Os números integram levantamento elaborado pela consultoria IDados, com base nos indicadores da Pesquisa Nacional por Amostra de Domicílio (Pnad) do segundo trimestre nos últimos 40 anos, e considera a renda real habitual da ocupação principal do trabalhador. Ou seja, valores já descontando a inflação.
Embora a renda média ainda esteja em nível semelhante ao do valor pré-pandemia, um achatamento ainda maior ao longo dos próximos meses é dado como inevitável em razão do elevado número de desempregados em busca de uma oportunidade e pela retomada dos setores que concentram as remunerações mais baixas.
O pesquisador explica que o aumento da renda real média em 2020 foi uma melhora “artificial”, uma vez que a elevação é explicada pela maior redução do número de ocupados nas atividades com menor remuneração, principalmente, entre trabalhadores informais e por conta própria do setor de serviços, enquanto que trabalhadores com ensino superior e com renda relativamente mais alta foram menos atingidos pelo desemprego.
Mais gente em ocupações que pagam menos
Segundo os últimos números divulgados pelo IBGE, o aumento do número de ocupados no país tem sido puxado pelo trabalho por conta própria, também chamado de bico quando o pessoa não atua como microempreendedor individual (MEI) formalizado.
Ao término do 2º trimestre, o Brasil ainda tinha menos 6,7 milhões de pessoas com algum trabalho na comparação com o período pré-Covid – eram 94,5 milhões trabalhando em dezembro de 2019 e são 87,8 milhões agora.
O estudo do IDados mostra também que o setor de serviços tradicionais, que inclui os restaurantes, o setor de lazer e os serviços doméstico atividades – além de ter sido o mais afetado pela pandemia – é o que possui uma das menores rendas médias, perdendo só para a agricultura.
De acordo com os números do Cadastro Geral de Empregados e Desempregados (Caged) do Ministério da Economia, o salário médio de admissão em julho no país foi de R$ 1.802, o que corresponde a uma redução real de -R$ 22,72 na comparação com junho.
O IDados projeta que a taxa de desemprego deverá se manter acima de 12% até o final de 2022, podendo ficar acima de 13% dependendo do agravamento da crise hídrica e da piora das expectativas para o PIB (Produto Interno Bruto), inflação e taxa de juros.
Ganhando pouco e trabalhando menos horas do que gostaria
O número de trabalhadores que trabalham menos horas do que poderiam trabalhar também atingiu recorde de 7,5 milhões no final de junho, o que também contribui para pressionar a renda.
Estudo divulgado recentemente pelo Instituto de Pesquisa Econômica Aplicada (Ipea) mostrou forte queda nas horas efetivamente trabalhadas que alcançaram apenas 78% das horas habituais, o que representa uma jornada semanal média efetiva de 30,7 horas.
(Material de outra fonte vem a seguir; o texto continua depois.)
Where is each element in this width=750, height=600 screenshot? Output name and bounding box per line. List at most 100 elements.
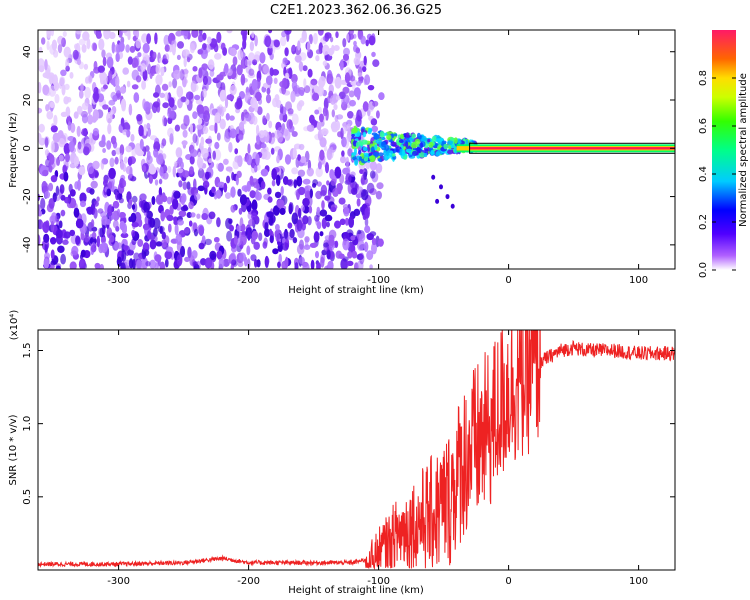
noise-blob [342,238,350,251]
noise-blob [236,170,242,178]
noise-blob [236,64,243,76]
noise-blob [156,154,164,165]
noise-blob [101,49,106,58]
noise-blob [178,180,183,188]
noise-blob [259,52,266,64]
noise-blob [276,199,285,209]
noise-blob [191,83,199,92]
noise-blob [323,145,328,152]
noise-blob [351,250,358,259]
noise-blob [328,234,335,244]
noise-blob [64,83,70,90]
noise-blob [96,196,100,202]
noise-blob [198,33,204,43]
noise-blob [291,131,298,137]
noise-blob [38,210,43,217]
noise-blob [187,186,195,196]
noise-blob [344,217,349,226]
noise-blob [378,92,385,100]
noise-blob [219,118,226,130]
noise-blob [201,235,206,244]
noise-blob [252,59,258,66]
noise-blob [229,84,237,96]
noise-blob [369,161,377,171]
noise-blob [216,132,221,141]
noise-blob [62,31,67,37]
noise-blob [57,43,63,54]
noise-blob [198,67,203,79]
noise-blob [192,261,198,267]
noise-blob [346,33,350,42]
noise-blob [249,41,255,52]
noise-blob [319,231,324,237]
signal-blob [379,131,385,138]
noise-blob [331,109,335,118]
noise-blob [80,200,86,208]
noise-blob [158,57,163,63]
noise-blob [114,242,120,250]
noise-blob [178,210,187,218]
noise-blob [205,171,210,180]
noise-blob [102,56,107,67]
noise-blob [101,134,106,145]
noise-blob [291,44,296,55]
noise-blob [223,158,229,165]
noise-blob [291,167,298,175]
noise-blob [316,121,322,131]
noise-blob [85,76,89,84]
noise-blob [369,264,373,269]
noise-blob [170,34,176,41]
noise-blob [294,54,302,63]
noise-blob [334,76,342,89]
noise-blob [100,75,104,85]
noise-blob [309,188,313,199]
noise-blob [240,73,246,86]
noise-blob [254,258,258,268]
noise-blob [180,245,185,258]
noise-blob [228,142,233,153]
signal-blob [380,141,386,148]
noise-blob [207,36,212,44]
noise-blob [121,222,127,235]
noise-blob [83,146,90,156]
noise-blob [284,228,288,240]
noise-blob [269,228,273,236]
noise-blob [77,105,83,115]
noise-blob [38,65,45,73]
noise-blob [196,124,203,130]
noise-blob [98,38,105,51]
noise-blob [335,31,339,39]
noise-blob [108,70,113,81]
noise-blob [322,44,330,56]
noise-blob [366,182,375,194]
noise-blob [375,163,383,174]
noise-blob [58,154,64,162]
x-tick-label: -100 [367,275,390,286]
noise-blob [136,150,144,157]
noise-blob [50,260,57,266]
noise-blob [104,73,108,84]
noise-blob [367,85,375,91]
noise-blob [255,91,262,102]
noise-blob [314,109,320,115]
noise-blob [307,216,312,226]
noise-blob [48,72,55,78]
noise-blob [276,132,284,143]
noise-blob [343,206,350,217]
noise-blob [253,181,260,189]
signal-blob [450,144,455,149]
noise-blob [303,85,311,94]
noise-blob [133,30,138,36]
noise-blob [347,148,353,157]
x-tick-label: 0 [505,275,511,286]
noise-blob [337,131,342,138]
noise-blob [148,165,157,175]
noise-blob [291,212,298,225]
signal-blob [427,138,431,143]
noise-blob [112,200,120,209]
y-tick-label: -40 [22,237,33,253]
noise-blob [319,137,327,148]
noise-blob [226,175,231,184]
signal-band-outline [469,142,675,154]
noise-blob [167,117,173,124]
Renda corroída pela inflação
Com a disparada da inflação, que atingiu atingiu 9,68% no acumulado em 12 meses, até mesmo a renda daqueles que estão empregados e que tiveram algum reajuste salarial tem caído em termos reais.
Segundo o boletim Salariômetro, da Fundação Instituto de Pesquisas Econômicas (Fipe), 50,5% dos acordos e convenções coletivas realizadas no país entre janeiro e agosto resultaram em reajustes abaixo do o Índice Nacional de Preços ao Consumidor (INPC) acumulado até a data-base. A pesquisa mostra que apenas 22,1% das negociações resultaram em ganhos reais e que 27,3% dos reajustes empataram com o INPC.
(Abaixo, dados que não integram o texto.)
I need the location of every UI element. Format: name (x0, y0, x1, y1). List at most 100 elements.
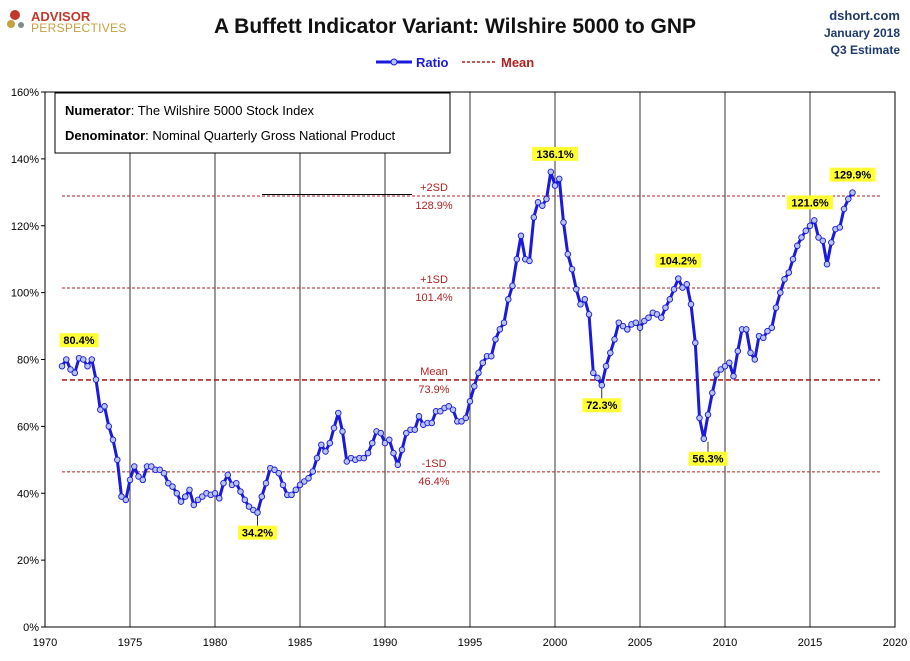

Em agosto, o reajuste mediano ficou 1,4 pontos percentuais abaixo do INPC e apenas 9,5% das negociações resultaram em ganhos reais.
A inflação projetada para as próximas datas base tende a se manter perto dos 10%, comprimindo o espaço para ganhos reais.
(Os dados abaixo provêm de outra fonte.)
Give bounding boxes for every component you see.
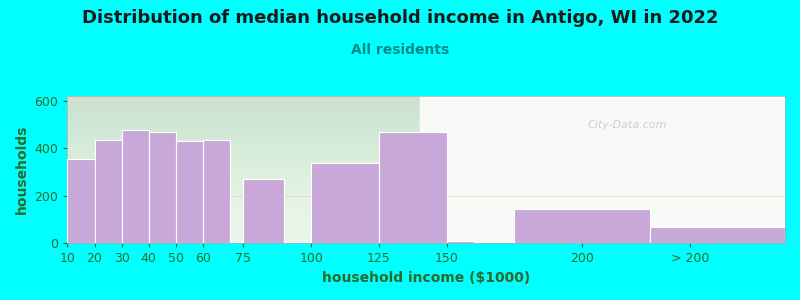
Bar	[243, 179, 284, 243]
Bar	[311, 163, 379, 243]
Bar	[514, 209, 650, 243]
Text: City-Data.com: City-Data.com	[587, 121, 667, 130]
Bar	[67, 159, 94, 243]
Bar	[419, 96, 785, 243]
Bar	[203, 140, 230, 243]
Bar	[94, 140, 122, 243]
X-axis label: household income ($1000): household income ($1000)	[322, 271, 530, 285]
Text: Distribution of median household income in Antigo, WI in 2022: Distribution of median household income …	[82, 9, 718, 27]
Bar	[379, 132, 446, 243]
Bar	[650, 227, 785, 243]
Bar	[122, 130, 149, 243]
Bar	[67, 96, 419, 243]
Y-axis label: households: households	[15, 125, 29, 214]
Text: All residents: All residents	[351, 44, 449, 58]
Bar	[446, 241, 474, 243]
Bar	[176, 141, 203, 243]
Bar	[149, 132, 176, 243]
A renda média mais baixa também significa menos dinheiro circulando na economia e um menor consumo das famílias, componente fundamental para a retomada da economia.
Segundo o IBGE, a massa mensal de rendimentos do trabalho somou R$ 215,5 bilhões em junho, se mantendo 1,7% abaixo (menos R$ 3,8 bilhões) do patamar de junho de 2020.
Ao final do 2º trimestre, 28,5% dos domicílio brasileiros sobreviviam sem nenhuma renda de trabalho, contra uma taxa de 25% no pré-pandemia, segundo o Ipea, evidenciado a recuperação lenta da ocupação e da economia.